Fee-for-service environments often struggle to justify investments in outreach and coordination that do not generate immediate billable activity. Value-based arrangements explicitly reward avoidance of preventable complications, making it operationally rational to maintain support services even during low-volume periods.
These mechanisms do not eliminate holiday strain, but they narrow the gap between ideal and actual care delivery.
Implications for Physician Leaders and Practice Administrators
For physician leadership, the holiday season offers a practical stress test. Where care depends on individual effort rather than system design, risks increase. Value-based and clinical quality care frameworks provide tools to formalize accountability and ensure that patient support does not degrade when capacity tightens.
For practice administrators, the operational lesson is that resilience must be planned, not improvised. Staffing models, triage protocols and patient communication strategies should be designed with predictable seasonal disruption in mind. Practices engaged in value-based oncology are often better positioned because these elements are already required for performance success.

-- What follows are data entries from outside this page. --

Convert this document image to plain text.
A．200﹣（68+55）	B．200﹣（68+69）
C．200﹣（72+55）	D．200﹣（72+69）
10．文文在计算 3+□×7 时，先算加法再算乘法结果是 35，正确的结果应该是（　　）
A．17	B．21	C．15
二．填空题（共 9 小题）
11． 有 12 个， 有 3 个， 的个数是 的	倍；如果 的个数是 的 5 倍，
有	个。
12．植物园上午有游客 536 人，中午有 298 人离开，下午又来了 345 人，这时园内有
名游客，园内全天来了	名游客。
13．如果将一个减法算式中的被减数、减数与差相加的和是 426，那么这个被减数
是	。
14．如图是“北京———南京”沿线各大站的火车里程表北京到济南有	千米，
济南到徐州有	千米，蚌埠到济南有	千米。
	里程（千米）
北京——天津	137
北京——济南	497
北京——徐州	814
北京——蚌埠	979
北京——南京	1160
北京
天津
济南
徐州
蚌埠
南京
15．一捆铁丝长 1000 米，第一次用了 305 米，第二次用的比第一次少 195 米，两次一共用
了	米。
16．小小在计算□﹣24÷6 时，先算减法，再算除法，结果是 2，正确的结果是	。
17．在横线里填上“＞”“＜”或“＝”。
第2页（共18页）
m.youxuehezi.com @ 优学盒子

For both groups, closing seasonal gaps is not about doing more work during the holidays. It is about building care models that require fewer heroic interventions to maintain quality and patient trust.

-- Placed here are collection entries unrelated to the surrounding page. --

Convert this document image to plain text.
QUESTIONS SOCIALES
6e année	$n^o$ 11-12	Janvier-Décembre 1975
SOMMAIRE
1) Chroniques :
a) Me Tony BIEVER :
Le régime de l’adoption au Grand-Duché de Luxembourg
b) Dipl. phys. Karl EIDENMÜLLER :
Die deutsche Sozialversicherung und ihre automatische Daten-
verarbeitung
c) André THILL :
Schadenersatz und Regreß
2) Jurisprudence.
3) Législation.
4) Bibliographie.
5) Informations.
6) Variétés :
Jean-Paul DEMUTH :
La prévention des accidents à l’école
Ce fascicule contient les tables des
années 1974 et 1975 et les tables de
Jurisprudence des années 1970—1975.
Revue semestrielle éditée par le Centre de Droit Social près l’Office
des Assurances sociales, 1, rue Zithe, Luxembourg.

Areas of Legitimate Debate and Evidence Gaps
Reasonable clinicians and administrators may differ on how much incremental benefit value-based models provide during short seasonal periods versus across longer horizons. Measurement challenges persist, particularly in isolating holiday-specific effects from broader utilization patterns.
More granular data linking navigation intensity, symptom monitoring and patient experience during high-strain periods would strengthen the evidence base. Until then, conclusions rely in part on observed operational behavior across diverse practice settings rather than controlled comparisons.
Closing Perspective
The holidays illuminate what oncology care systems depend on when conditions are less forgiving. They reveal whether patient support is embedded in the care model or supplied through individual effort. Value-based oncology care does not remove seasonal challenges, but it provides a framework for closing gaps that otherwise widen under strain.
My work (see Svobodaconsulting.com/about) in oncology strategy, value-based care design, operational assessment and clinical quality measurement consistently reflects this reality. Practices that align care delivery, incentives and support infrastructure are more resilient not only in December, but throughout the entire year.